Wijayabandara has also designed a calendar for the National Insurance Corporation on Embekke Devalaya, "the ultimate wonder in wood".

It is heartening that there are clients willing to move away from pretty faces and fashion models to present works of art of lasting value. They are also willing to spend good money in producing something of quality.

Sumitra on EarthVision panel

Leading film-maker Sumitra Peries joined a panel of eminent media professionals last week to serve as a juror at EarthVision, the Tokyo Global Environmental Film Festival where the best environmental and wildlife films made in Asia and Oceania during 1999-2000 were being selected.

This is the second time a Sri Lankan has served on the panel. In 1993 science writer and journalist Nalaka Gunawardena served as a juror.

Enjoying Satyajit Ray films

It's not often that we get to enjoy a Satyajit Ray film. Rupavahini should be commended for screening two Ray films in recent weeks. One was Agantuk (The Stranger -1991), the last film Ray made. The other, Jana Aranya (The Middleman) though made as early as 1975 is on a theme valid even today - the depths to which one (in this case an unemployed graduate) has to descend in his struggle to find a job.

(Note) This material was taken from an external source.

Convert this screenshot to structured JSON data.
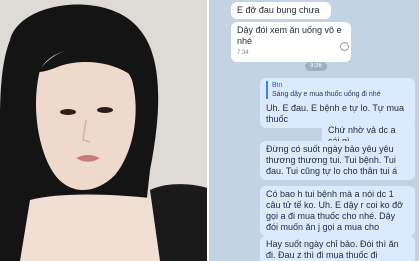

Agantuk is Ray's own story and he directs the music too. The other is based on a novel by Sankar. Here too Ray handles the music which is sparingly used.


Delightful strokes from four artists

This exhibition is different. Here are four painters presenting their work to the public to share with them the beauty they created, to transpose if possible, some of the delight they experienced in painting, to the viewer.

The artists are Rohini Gooneratne Cooray, Vindya Prasadini Abeysiriwardena, Chandra Wanasundera and Janaki Sooriyaarchchi. Two of them have held exhibitions abroad and in Sri Lanka too.

Rohini Gooneratne Cooray has had the benefit of mixed cultures, having lived in Sri Lanka, Canada and the US. Rohini is self-taught, but had a four-year spell of training at the Ivor Baptist School of Art in Colombo in the 1960s. Being her own teacher, her style is uniquely hers and has been described thus: ".... heavy, thick pigment and impasto brings about an astounding consistency of concept and composition. With a fluent sense of style and organisation, she integrates an intricate interplay of lush luminosity and sensual colour. The personal, simple expression of the complex thought and morality of the artist, her insights and discoveries are confirmed and consolidated with the use of primary colours".

Chandra Wanasundera devoted his life to career, marriage and sharing the bringing up of his children. His innate talent was visible very early on. Under the guidance of Major Hardy at Trinity College, Kandy, he drew and painted with pleasure and carried away art prizes. He vaguely had this feeling of a missing factor in his life but never sat down and thought about it until on his 55th birthday he suddenly and vehemently declared he was going to paint.

He paints in oils and pastels, and experiments with acrylic, which medium he is now familiar with. His themes are rural Sri Lankan scenes and wild life. Being a photographer with a keen eye, he has often used his photographs to get the idea for a composition on canvas.

Vindhya Prasadini Abeysiriwardena is the 'baby' of the group. Not only is she much younger, but she also does not have the experience of having worked long at her art. But that is no basis for judging her work, since art is basically what you make of the talent in you, how you channel it to produce your work.

She had, unlike the other two, formal art education under Mudliyar Amarasekera and later Upasena Gunawardena. While a schoolgirl, she liked most her art classes at Musaeus College, Colombo.

Another young artist Janaki Suriyaarachchi will also be exhibiting some of her recent work at this exhibition.

The exhibition of the work of these four artists will be on at the Lionel Wendt Gallery from March 16 to 18.